The patient didn't obtain another Pap test at the recommended 6 months. In September 2005, she was diagnosed with cervical cancer that had spread to her lymph nodes, causing complications and the need for a radical hysterectomy.

She sued the physician, alleging he failed to diagnose and treat her condition in a timely matter. The doctor argued that the patient was negligent in failing to follow up with his advice. The jury found that the doctor was negligent, but that the patient was as well. It assigned the patient 51% of the fault and the doctor 49%. Under the comparative negligence rule in Iowa, a judge dismissed the patient's complaint.

The Court of Appeals of Iowa upheld the dismissal, finding substantial evidence that the patient was negligent in failing to obtain follow-up care that would have prevented the development of cervical cancer.


The patient clearly suffered pain—but was it primarily the pain, or the pressure of his own psychiatric problems, that led him to suicide? Two injections for chronic lower back pain caused such severe injuries to a man with a history of psychiatric problems that he committed suicide, his family's lawsuit charged.

Joel Burnette went to a pain clinic in 2009. An epidural steroid injection didn't relieve his pain, but a lump soon appeared at the injection site, according to a report by the Associated Press. He complained about the lump but was told that some swelling was normal. One week later, he was diagnosed with meningitis caused by MRSA infection.

A plaintiff's expert testified that one clinic pain injection caused an infection. The second pain shot passed through the infected area into the spinal cord, causing his meningitis.

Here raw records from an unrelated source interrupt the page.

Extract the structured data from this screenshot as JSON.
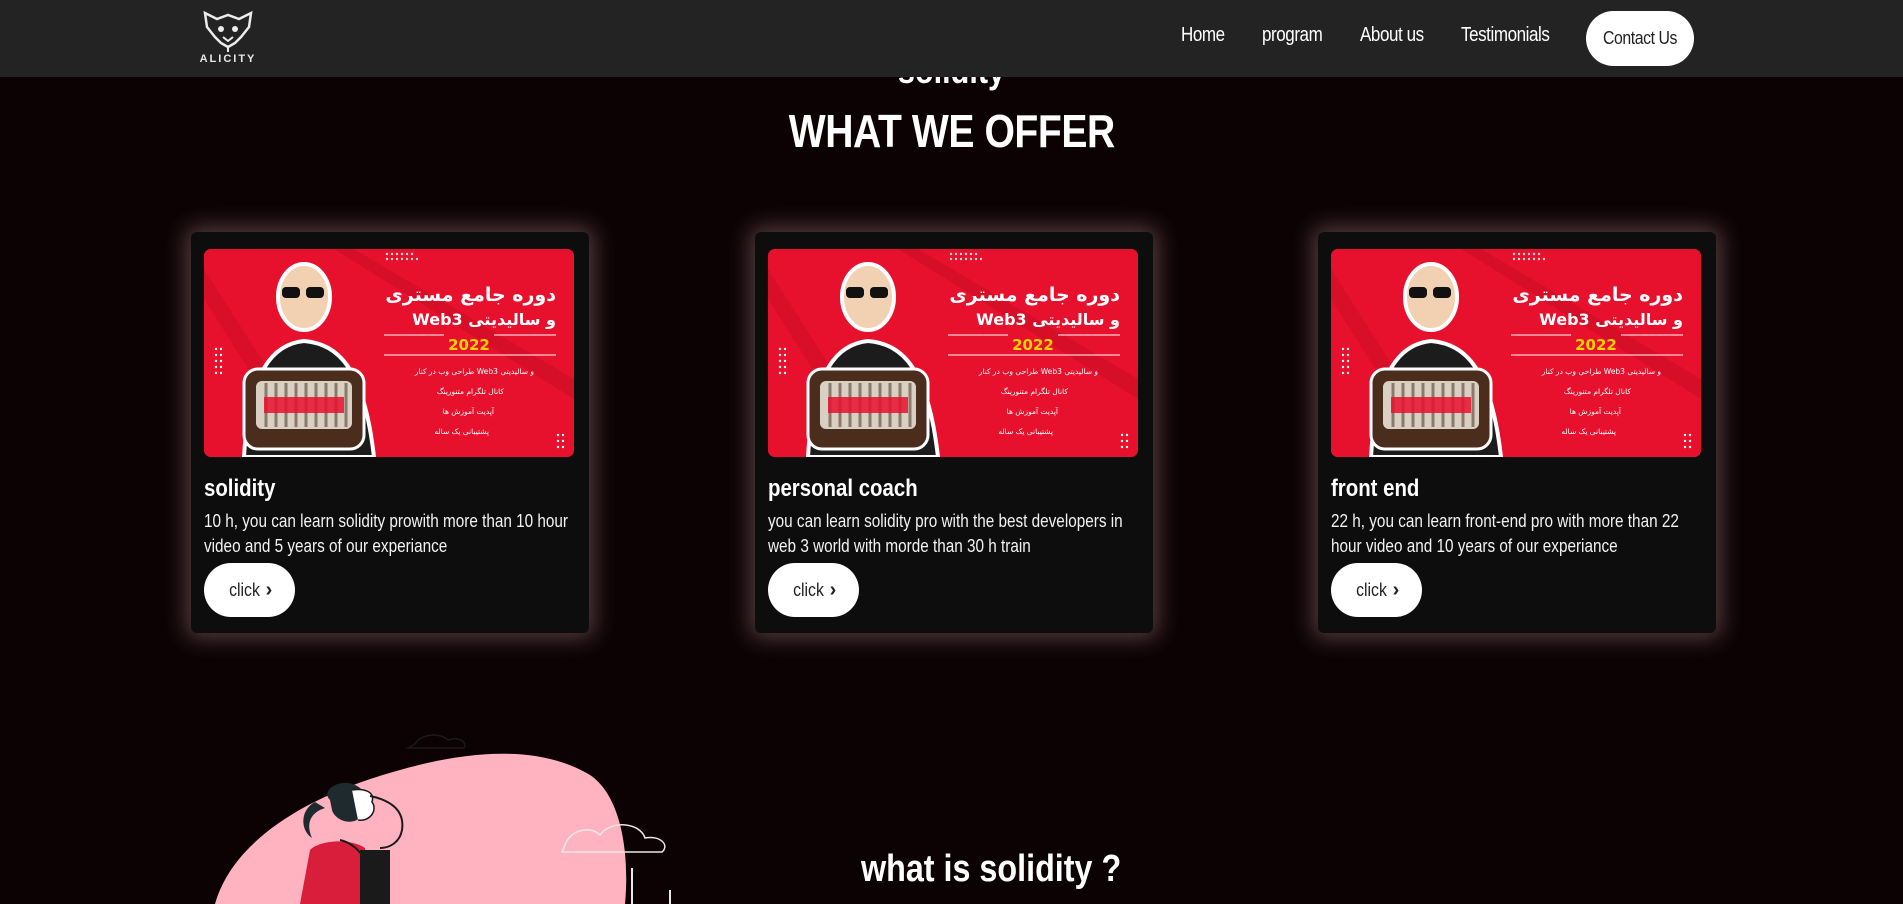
{
  "brand": {
    "logo_text": "ALICITY"
  },
  "nav": {
    "links": [
      "Home",
      "program",
      "About us",
      "Testimonials"
    ],
    "contact_label": "Contact Us"
  },
  "sections": {
    "previous_title": "solidity",
    "offer_title": "WHAT WE OFFER",
    "bottom_title": "what is solidity ?"
  },
  "cards": [
    {
      "title": "solidity",
      "description": "10 h, you can learn solidity prowith more than 10 hour video and 5 years of our experiance",
      "button_label": "click"
    },
    {
      "title": "personal coach",
      "description": "you can learn solidity pro with the best developers in web 3 world with morde than 30 h train",
      "button_label": "click"
    },
    {
      "title": "front end",
      "description": "22 h, you can learn front-end pro with more than 22 hour video and 10 years of our experiance",
      "button_label": "click"
    }
  ],
  "course_banner": {
    "title_line1": "دوره جامع مستری",
    "title_line2": "Web3 و سالیدیتی",
    "year": "2022",
    "features": [
      "طراحی وب در کنار Web3 و سالیدیتی",
      "کانال تلگرام متنورینگ",
      "آپدیت آموزش ها",
      "پشتیبانی یک ساله"
    ],
    "colors": {
      "background": "#e8112d",
      "text": "#ffffff",
      "year_accent": "#ffd200"
    }
  },
  "colors": {
    "page_background": "#0c0204",
    "navbar": "#232323",
    "card": "#0d0d0d",
    "blob": "#ffb3c1"
  }
}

The infection caused Burnette to suffer chronically inflamed spinal nerves that left him impotent, incontinent, and in constant pain, the suit charged. He'd filed a malpractice suit against a physician and the pain clinic but took his own life before the case went to trial. His parents charged that medical negligence led to his suicide.

A jury awarded the parents $2.88 million in a trial in 2014. The pain clinic's attorney said that Burnette's history of bipolar disorder and admissions to psychiatric hospitals for depression led to his suicide rather than his medical condition.

The award was reduced to $1.67 million because of a state cap on awards for pain and suffering.